Kavanaugh began keeping calendars “in ninth grade, in 1980.” They included, he said, “about what you would expect from a kid; some goofy parts, some embarrassing parts.”
But this sinner had a future.
Kavanaugh grew up, worked in President G.W. Bush’s White House, and served on the D.C. Circuit Court, arguably SCOTUS’ J.V. team.
Where would we all be if we were judged for life based on our 18-year-old selves?
Consider the man who penned these words.
“I spent the last two years of high school in a daze,” Obama wrote in "Dreams from My Father: A Story of Race and Inheritance." “I kept playing basketball, attended classes sparingly, drank beer heavily, and tried drugs enthusiastically.”
And don’t forget Obama’s use of “blow” — a.k.a. cocaine.

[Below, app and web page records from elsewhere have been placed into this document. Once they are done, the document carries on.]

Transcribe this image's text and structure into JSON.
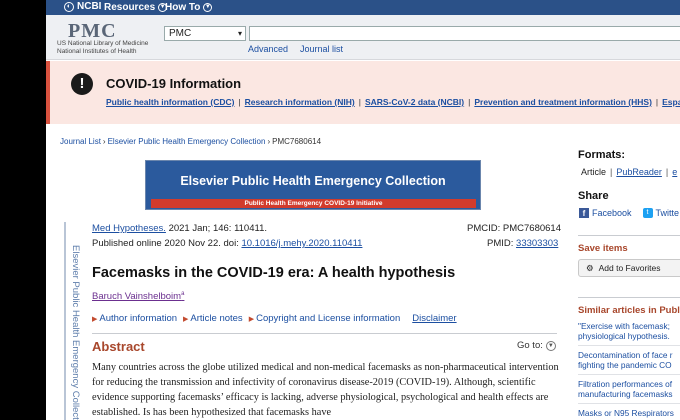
{
  "ncbi_bar": {
    "logo_text": "NCBI",
    "menus": [
      {
        "label": "Resources"
      },
      {
        "label": "How To"
      }
    ]
  },
  "header": {
    "logo": "PMC",
    "org_line1": "US National Library of Medicine",
    "org_line2": "National Institutes of Health",
    "db_select_value": "PMC",
    "advanced_link": "Advanced",
    "journal_list_link": "Journal list"
  },
  "covid_banner": {
    "title": "COVID-19 Information",
    "links": [
      "Public health information (CDC)",
      "Research information (NIH)",
      "SARS-CoV-2 data (NCBI)",
      "Prevention and treatment information (HHS)",
      "Españ"
    ]
  },
  "breadcrumb": [
    "Journal List",
    "Elsevier Public Health Emergency Collection",
    "PMC7680614"
  ],
  "collection_side_label": "Elsevier Public Health Emergency Collection",
  "collection_banner": {
    "title": "Elsevier Public Health Emergency Collection",
    "subtitle": "Public Health Emergency COVID-19 Initiative"
  },
  "citation": {
    "journal": "Med Hypotheses.",
    "date_vol": " 2021 Jan; 146: 110411.",
    "published_prefix": "Published online 2020 Nov 22. doi: ",
    "doi": "10.1016/j.mehy.2020.110411",
    "pmcid": "PMCID: PMC7680614",
    "pmid_label": "PMID: ",
    "pmid": "33303303"
  },
  "article": {
    "title": "Facemasks in the COVID-19 era: A health hypothesis",
    "author": "Baruch Vainshelboim",
    "author_mark": "a",
    "links": [
      "Author information",
      "Article notes",
      "Copyright and License information"
    ],
    "disclaimer": "Disclaimer"
  },
  "abstract": {
    "heading": "Abstract",
    "goto_label": "Go to:",
    "text": "Many countries across the globe utilized medical and non-medical facemasks as non-pharmaceutical intervention for reducing the transmission and infectivity of coronavirus disease-2019 (COVID-19). Although, scientific evidence supporting facemasks’ efficacy is lacking, adverse physiological, psychological and health effects are established. Is has been hypothesized that facemasks have"
  },
  "sidebar": {
    "formats_heading": "Formats:",
    "format_links": [
      "Article",
      "PubReader",
      "e"
    ],
    "share_heading": "Share",
    "share_facebook": "Facebook",
    "share_twitter": "Twitte",
    "save_heading": "Save items",
    "favorites_button": "Add to Favorites",
    "similar_heading": "Similar articles in Publ",
    "similar_items": [
      "\"Exercise with facemask; physiological hypothesis.",
      "Decontamination of face r fighting the pandemic CO",
      "Filtration performances of manufacturing facemasks",
      "Masks or N95 Respirators"
    ]
  },
  "colors": {
    "ncbi_blue": "#2b5188",
    "link_blue": "#1c4fa1",
    "accent_red": "#d9523f",
    "heading_rust": "#a8472c",
    "banner_blue": "#2b5a9d"
  }
}
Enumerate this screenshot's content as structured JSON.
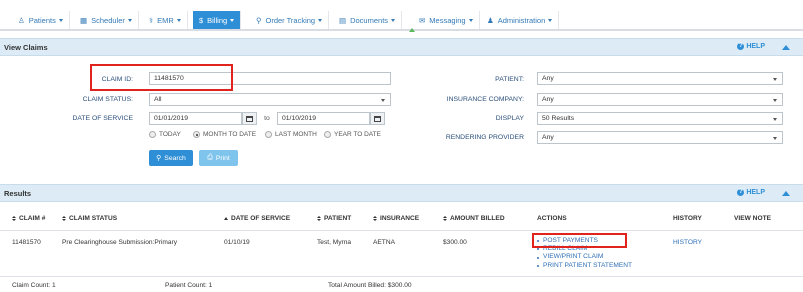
{
  "nav": {
    "items": [
      {
        "label": "Patients",
        "icon": "users-icon",
        "has_menu": true
      },
      {
        "label": "Scheduler",
        "icon": "calendar-icon",
        "has_menu": true
      },
      {
        "label": "EMR",
        "icon": "stethoscope-icon",
        "has_menu": true
      },
      {
        "label": "Billing",
        "icon": "dollar-icon",
        "has_menu": true,
        "active": true
      },
      {
        "label": "Order Tracking",
        "icon": "search-icon",
        "has_menu": true
      },
      {
        "label": "Documents",
        "icon": "document-icon",
        "has_menu": true
      },
      {
        "label": "Messaging",
        "icon": "envelope-icon",
        "has_menu": true
      },
      {
        "label": "Administration",
        "icon": "user-icon",
        "has_menu": true
      }
    ],
    "active_color": "#2f8fd6"
  },
  "view_claims": {
    "title": "View Claims",
    "help_label": "HELP",
    "form": {
      "claim_id_label": "CLAIM ID:",
      "claim_id_value": "11481570",
      "claim_status_label": "CLAIM STATUS:",
      "claim_status_value": "All",
      "date_of_service_label": "DATE OF SERVICE",
      "date_from": "01/01/2019",
      "to_label": "to",
      "date_to": "01/10/2019",
      "radios": [
        {
          "label": "TODAY",
          "selected": false
        },
        {
          "label": "MONTH TO DATE",
          "selected": true
        },
        {
          "label": "LAST MONTH",
          "selected": false
        },
        {
          "label": "YEAR TO DATE",
          "selected": false
        }
      ],
      "search_label": "Search",
      "print_label": "Print",
      "patient_label": "PATIENT:",
      "patient_value": "Any",
      "insurance_label": "INSURANCE COMPANY:",
      "insurance_value": "Any",
      "display_label": "DISPLAY",
      "display_value": "50 Results",
      "rendering_label": "RENDERING PROVIDER",
      "rendering_value": "Any"
    }
  },
  "results": {
    "title": "Results",
    "help_label": "HELP",
    "columns": [
      "CLAIM #",
      "CLAIM STATUS",
      "DATE OF SERVICE",
      "PATIENT",
      "INSURANCE",
      "AMOUNT BILLED",
      "ACTIONS",
      "HISTORY",
      "VIEW NOTE"
    ],
    "row": {
      "claim_number": "11481570",
      "claim_status": "Pre Clearinghouse Submission:Primary",
      "date_of_service": "01/10/19",
      "patient": "Test, Myrna",
      "insurance": "AETNA",
      "amount_billed": "$300.00",
      "actions": [
        "POST PAYMENTS",
        "REBILL CLAIM",
        "VIEW/PRINT CLAIM",
        "PRINT PATIENT STATEMENT"
      ],
      "history": "HISTORY"
    },
    "footer": {
      "claim_count": "Claim Count: 1",
      "patient_count": "Patient Count: 1",
      "total_amount": "Total Amount Billed: $300.00"
    }
  },
  "colors": {
    "accent": "#2f8fd6",
    "highlight_box": "#e0241d",
    "section_bar": "#dcebf5"
  }
}
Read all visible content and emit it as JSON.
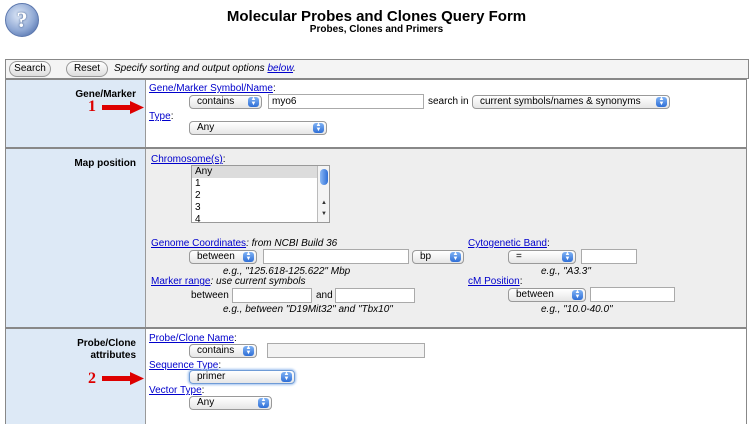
{
  "page": {
    "help_glyph": "?",
    "title": "Molecular Probes and Clones Query Form",
    "subtitle": "Probes, Clones and Primers"
  },
  "toolbar": {
    "search_label": "Search",
    "reset_label": "Reset",
    "spec_text": "Specify sorting and output options",
    "spec_link": "below",
    "spec_end": "."
  },
  "gene_marker": {
    "section_label": "Gene/Marker",
    "annotation_number": "1",
    "symbol_label": "Gene/Marker Symbol/Name",
    "symbol_colon": ":",
    "operator": "contains",
    "symbol_value": "myo6",
    "search_in_label": "search in",
    "search_in_value": "current symbols/names & synonyms",
    "type_label": "Type",
    "type_colon": ":",
    "type_value": "Any"
  },
  "map_position": {
    "section_label": "Map position",
    "chromosome_label": "Chromosome(s)",
    "chromosome_colon": ":",
    "chromosome_options": [
      "Any",
      "1",
      "2",
      "3",
      "4"
    ],
    "genome_coords_label": "Genome Coordinates",
    "genome_coords_note": ": from NCBI Build 36",
    "coord_operator": "between",
    "coord_unit": "bp",
    "coord_example": "e.g., \"125.618-125.622\" Mbp",
    "cyto_label": "Cytogenetic Band",
    "cyto_colon": ":",
    "cyto_operator": "=",
    "cyto_example": "e.g., \"A3.3\"",
    "marker_range_label": "Marker range",
    "marker_range_note": ": use current symbols",
    "between_word": "between",
    "and_word": "and",
    "marker_example": "e.g., between \"D19Mit32\" and \"Tbx10\"",
    "cm_label": "cM Position",
    "cm_colon": ":",
    "cm_operator": "between",
    "cm_example": "e.g., \"10.0-40.0\""
  },
  "probe_clone": {
    "section_label_line1": "Probe/Clone",
    "section_label_line2": "attributes",
    "annotation_number": "2",
    "name_label": "Probe/Clone Name",
    "name_colon": ":",
    "name_operator": "contains",
    "sequence_type_label": "Sequence Type",
    "sequence_type_colon": ":",
    "sequence_type_value": "primer",
    "vector_type_label": "Vector Type",
    "vector_type_colon": ":",
    "vector_type_value": "Any"
  },
  "colors": {
    "label_bg": "#dde9f6",
    "body_bg_gray": "#eeeeee",
    "link": "#0000cc",
    "annotation_red": "#dd0000"
  }
}
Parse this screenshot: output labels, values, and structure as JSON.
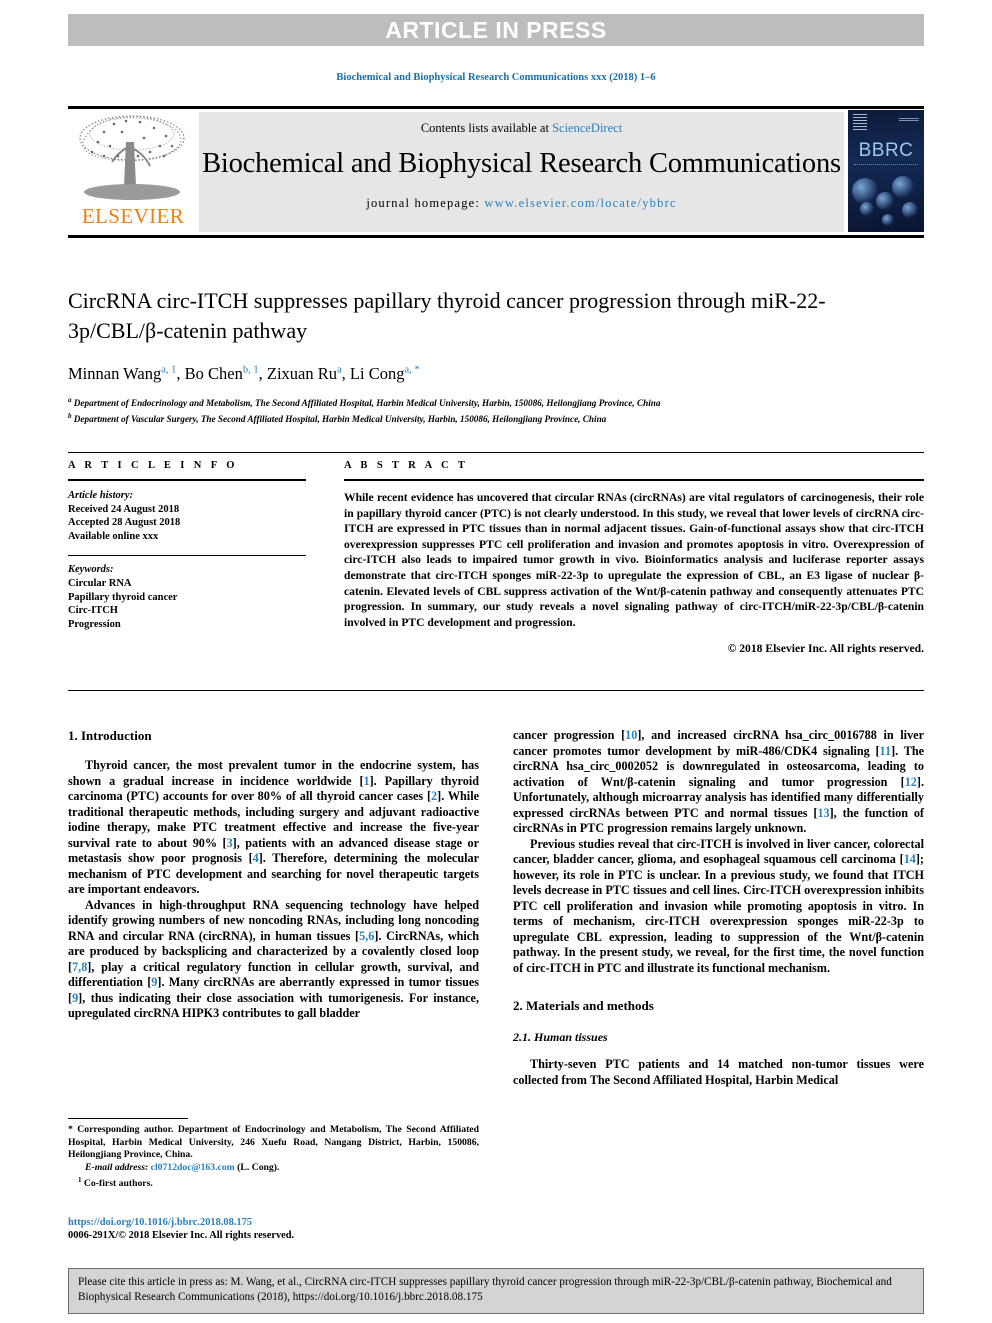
{
  "banner": {
    "article_in_press": "ARTICLE IN PRESS"
  },
  "running_head": "Biochemical and Biophysical Research Communications xxx (2018) 1–6",
  "masthead": {
    "contents_prefix": "Contents lists available at ",
    "contents_link": "ScienceDirect",
    "journal_title": "Biochemical and Biophysical Research Communications",
    "homepage_prefix": "journal homepage: ",
    "homepage_url": "www.elsevier.com/locate/ybbrc",
    "publisher": "ELSEVIER",
    "cover_mark": "BBRC"
  },
  "article": {
    "title": "CircRNA circ-ITCH suppresses papillary thyroid cancer progression through miR-22-3p/CBL/β-catenin pathway",
    "authors": [
      {
        "name": "Minnan Wang",
        "marks": "a, 1"
      },
      {
        "name": "Bo Chen",
        "marks": "b, 1"
      },
      {
        "name": "Zixuan Ru",
        "marks": "a"
      },
      {
        "name": "Li Cong",
        "marks": "a, *"
      }
    ],
    "affiliations": [
      {
        "mark": "a",
        "text": "Department of Endocrinology and Metabolism, The Second Affiliated Hospital, Harbin Medical University, Harbin, 150086, Heilongjiang Province, China"
      },
      {
        "mark": "b",
        "text": "Department of Vascular Surgery, The Second Affiliated Hospital, Harbin Medical University, Harbin, 150086, Heilongjiang Province, China"
      }
    ]
  },
  "info": {
    "heading": "A R T I C L E  I N F O",
    "history_label": "Article history:",
    "history": [
      "Received 24 August 2018",
      "Accepted 28 August 2018",
      "Available online xxx"
    ],
    "keywords_label": "Keywords:",
    "keywords": [
      "Circular RNA",
      "Papillary thyroid cancer",
      "Circ-ITCH",
      "Progression"
    ]
  },
  "abstract": {
    "heading": "A B S T R A C T",
    "text": "While recent evidence has uncovered that circular RNAs (circRNAs) are vital regulators of carcinogenesis, their role in papillary thyroid cancer (PTC) is not clearly understood. In this study, we reveal that lower levels of circRNA circ-ITCH are expressed in PTC tissues than in normal adjacent tissues. Gain-of-functional assays show that circ-ITCH overexpression suppresses PTC cell proliferation and invasion and promotes apoptosis in vitro. Overexpression of circ-ITCH also leads to impaired tumor growth in vivo. Bioinformatics analysis and luciferase reporter assays demonstrate that circ-ITCH sponges miR-22-3p to upregulate the expression of CBL, an E3 ligase of nuclear β-catenin. Elevated levels of CBL suppress activation of the Wnt/β-catenin pathway and consequently attenuates PTC progression. In summary, our study reveals a novel signaling pathway of circ-ITCH/miR-22-3p/CBL/β-catenin involved in PTC development and progression.",
    "copyright": "© 2018 Elsevier Inc. All rights reserved."
  },
  "sections": {
    "intro_heading": "1. Introduction",
    "intro_p1_a": "Thyroid cancer, the most prevalent tumor in the endocrine system, has shown a gradual increase in incidence worldwide [",
    "intro_p1_r1": "1",
    "intro_p1_b": "]. Papillary thyroid carcinoma (PTC) accounts for over 80% of all thyroid cancer cases [",
    "intro_p1_r2": "2",
    "intro_p1_c": "]. While traditional therapeutic methods, including surgery and adjuvant radioactive iodine therapy, make PTC treatment effective and increase the five-year survival rate to about 90% [",
    "intro_p1_r3": "3",
    "intro_p1_d": "], patients with an advanced disease stage or metastasis show poor prognosis [",
    "intro_p1_r4": "4",
    "intro_p1_e": "]. Therefore, determining the molecular mechanism of PTC development and searching for novel therapeutic targets are important endeavors.",
    "intro_p2_a": "Advances in high-throughput RNA sequencing technology have helped identify growing numbers of new noncoding RNAs, including long noncoding RNA and circular RNA (circRNA), in human tissues [",
    "intro_p2_r1": "5,6",
    "intro_p2_b": "]. CircRNAs, which are produced by backsplicing and characterized by a covalently closed loop [",
    "intro_p2_r2": "7,8",
    "intro_p2_c": "], play a critical regulatory function in cellular growth, survival, and differentiation [",
    "intro_p2_r3": "9",
    "intro_p2_d": "]. Many circRNAs are aberrantly expressed in tumor tissues [",
    "intro_p2_r4": "9",
    "intro_p2_e": "], thus indicating their close association with tumorigenesis. For instance, upregulated circRNA HIPK3 contributes to gall bladder",
    "rcol_p1_a": "cancer progression [",
    "rcol_p1_r1": "10",
    "rcol_p1_b": "], and increased circRNA hsa_circ_0016788 in liver cancer promotes tumor development by miR-486/CDK4 signaling [",
    "rcol_p1_r2": "11",
    "rcol_p1_c": "]. The circRNA hsa_circ_0002052 is downregulated in osteosarcoma, leading to activation of Wnt/β-catenin signaling and tumor progression [",
    "rcol_p1_r3": "12",
    "rcol_p1_d": "]. Unfortunately, although microarray analysis has identified many differentially expressed circRNAs between PTC and normal tissues [",
    "rcol_p1_r4": "13",
    "rcol_p1_e": "], the function of circRNAs in PTC progression remains largely unknown.",
    "rcol_p2_a": "Previous studies reveal that circ-ITCH is involved in liver cancer, colorectal cancer, bladder cancer, glioma, and esophageal squamous cell carcinoma [",
    "rcol_p2_r1": "14",
    "rcol_p2_b": "]; however, its role in PTC is unclear. In a previous study, we found that ITCH levels decrease in PTC tissues and cell lines. Circ-ITCH overexpression inhibits PTC cell proliferation and invasion while promoting apoptosis in vitro. In terms of mechanism, circ-ITCH overexpression sponges miR-22-3p to upregulate CBL expression, leading to suppression of the Wnt/β-catenin pathway. In the present study, we reveal, for the first time, the novel function of circ-ITCH in PTC and illustrate its functional mechanism.",
    "methods_heading": "2. Materials and methods",
    "methods_sub_heading": "2.1. Human tissues",
    "methods_p1": "Thirty-seven PTC patients and 14 matched non-tumor tissues were collected from The Second Affiliated Hospital, Harbin Medical"
  },
  "footnotes": {
    "corresponding_star": "* ",
    "corresponding": "Corresponding author. Department of Endocrinology and Metabolism, The Second Affiliated Hospital, Harbin Medical University, 246 Xuefu Road, Nangang District, Harbin, 150086, Heilongjiang Province, China.",
    "email_label": "E-mail address: ",
    "email": "cl0712doc@163.com",
    "email_owner": " (L. Cong).",
    "cofirst_mark": "1",
    "cofirst": " Co-first authors.",
    "doi_url": "https://doi.org/10.1016/j.bbrc.2018.08.175",
    "issn_line": "0006-291X/© 2018 Elsevier Inc. All rights reserved."
  },
  "cite_box": {
    "text": "Please cite this article in press as: M. Wang, et al., CircRNA circ-ITCH suppresses papillary thyroid cancer progression through miR-22-3p/CBL/β-catenin pathway, Biochemical and Biophysical Research Communications (2018), https://doi.org/10.1016/j.bbrc.2018.08.175"
  },
  "colors": {
    "link": "#2a7fbd",
    "banner_gray": "#bdbdbd",
    "masthead_gray": "#e6e6e6",
    "cite_gray": "#d4d4d4",
    "elsevier_orange": "#f07f13"
  }
}
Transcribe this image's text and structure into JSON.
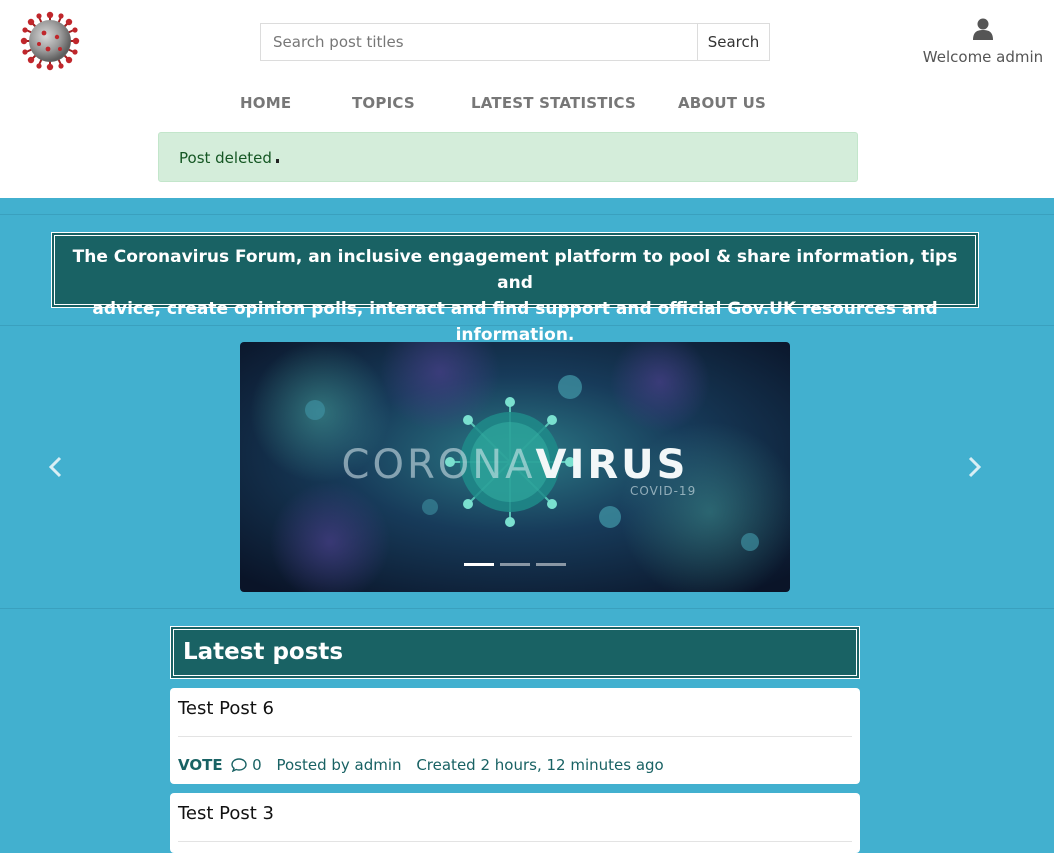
{
  "header": {
    "logo_icon": "coronavirus-logo-icon",
    "search": {
      "placeholder": "Search post titles",
      "value": "",
      "button_label": "Search"
    },
    "user": {
      "icon": "user-icon",
      "welcome_text": "Welcome admin"
    }
  },
  "nav": {
    "items": [
      {
        "label": "HOME"
      },
      {
        "label": "TOPICS"
      },
      {
        "label": "LATEST STATISTICS"
      },
      {
        "label": "ABOUT US"
      }
    ]
  },
  "alert": {
    "message": "Post deleted"
  },
  "banner": {
    "line1": "The Coronavirus Forum, an inclusive engagement platform to pool & share information, tips and",
    "line2": "advice, create opinion polls, interact and find support and official Gov.UK resources and information."
  },
  "carousel": {
    "slide_title_light": "CORONA",
    "slide_title_bold": "VIRUS",
    "slide_subtitle": "COVID-19",
    "active_index": 0,
    "slide_count": 3
  },
  "latest_posts": {
    "heading": "Latest posts",
    "posts": [
      {
        "title": "Test Post 6",
        "vote_label": "VOTE",
        "comment_count": "0",
        "posted_by": "Posted by admin",
        "created": "Created 2 hours, 12 minutes ago"
      },
      {
        "title": "Test Post 3"
      }
    ]
  },
  "colors": {
    "page_background": "#42b0cf",
    "dark_teal": "#196264",
    "alert_background": "#d4edda",
    "alert_text": "#155724"
  }
}
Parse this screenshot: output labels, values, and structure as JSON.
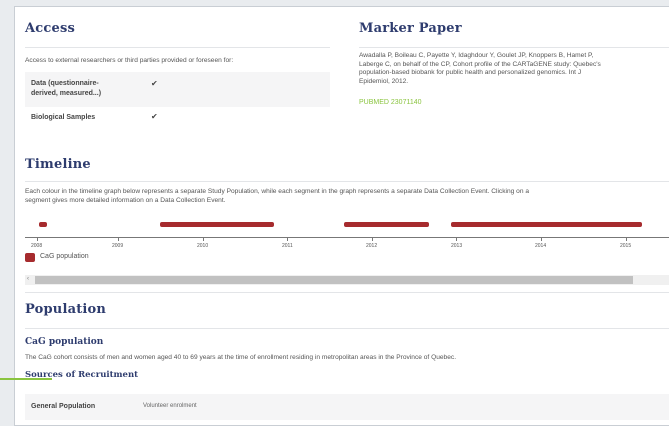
{
  "access": {
    "title": "Access",
    "intro": "Access to external researchers or third parties provided or foreseen for:",
    "rows": [
      {
        "label_line1": "Data (questionnaire-",
        "label_line2": "derived, measured...)",
        "check": "✔"
      },
      {
        "label": "Biological Samples",
        "check": "✔"
      }
    ]
  },
  "marker_paper": {
    "title": "Marker Paper",
    "lines": [
      "Awadalla P, Boileau C, Payette Y, Idaghdour Y, Goulet JP, Knoppers B, Hamet P,",
      "Laberge C, on behalf of the CP, Cohort profile of the CARTaGENE study: Quebec's",
      "population-based biobank for public health and personalized genomics. Int J",
      "Epidemiol, 2012."
    ],
    "pubmed": "PUBMED 23071140"
  },
  "timeline": {
    "title": "Timeline",
    "description_line1": "Each colour in the timeline graph below represents a separate Study Population, while each segment in the graph represents a separate Data Collection Event. Clicking on a",
    "description_line2": "segment gives more detailed information on a Data Collection Event.",
    "years": [
      "2008",
      "2009",
      "2010",
      "2011",
      "2012",
      "2013",
      "2014",
      "2015"
    ],
    "legend": "CaG population",
    "color": "#a62b2e"
  },
  "population": {
    "title": "Population",
    "subtitle": "CaG population",
    "description": "The CaG cohort consists of men and women aged 40 to 69 years at the time of enrollment residing in metropolitan areas in the Province of Quebec.",
    "recruitment_title": "Sources of Recruitment",
    "row_label": "General Population",
    "row_value": "Volunteer enrolment"
  },
  "colors": {
    "heading": "#2e3c6e",
    "accent_green": "#8ac43f",
    "timeline_bar": "#a62b2e"
  }
}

As he wrote about high school, “Pot had helped, and booze; maybe a little blow when you could afford it.”
But Obama got focused, turbocharged his ambitions, and served two terms as president of the United States.
Asked if he ever smoked pot, Dana Rohrabacher laughed on "Politically Incorrect," “I did everything but drink the bong water.” He became one of President Reagan’s speechwriters. He currently is running in Orange County, California, for his 16th term as a Republican member of the U.S. House of Representatives.
New York magazine wondered if Michael Bloomberg had smoked marijuana. “You bet I did,” he said. “And I enjoyed it.” Bloomberg served 12 years as mayor of America’s largest city. He has flourished in business, before and since. His estimated net worth: $49.8 billion.
Democrats must stop submitting Kavanaugh’s youth to a post-facto breathalyzer test. If he had a drinking problem, so did millions of American boys and girls who attended college in the early to mid-1980s — an era that took its behavioral cues less from St. Thomas Aquinas’ "Summa Theologiae" and more from "Caddyshack," "Animal House," and "Blazing Saddles." Many of us, to one degree or another, now run this country. These likely include once-wasted collegians who became adults and now write newspaper stories and TV scripts that condemn Kavanaugh for doing exactly what they did at the same age.
Brett Kavanaugh should be confirmed for the Supreme Court, not crucified upon a cross of golden ale. Senator Hatch said it best: “Like Dr. Ford, Judge Kavanaugh deserves fair treatment. He was an immature high schooler. So were we all.”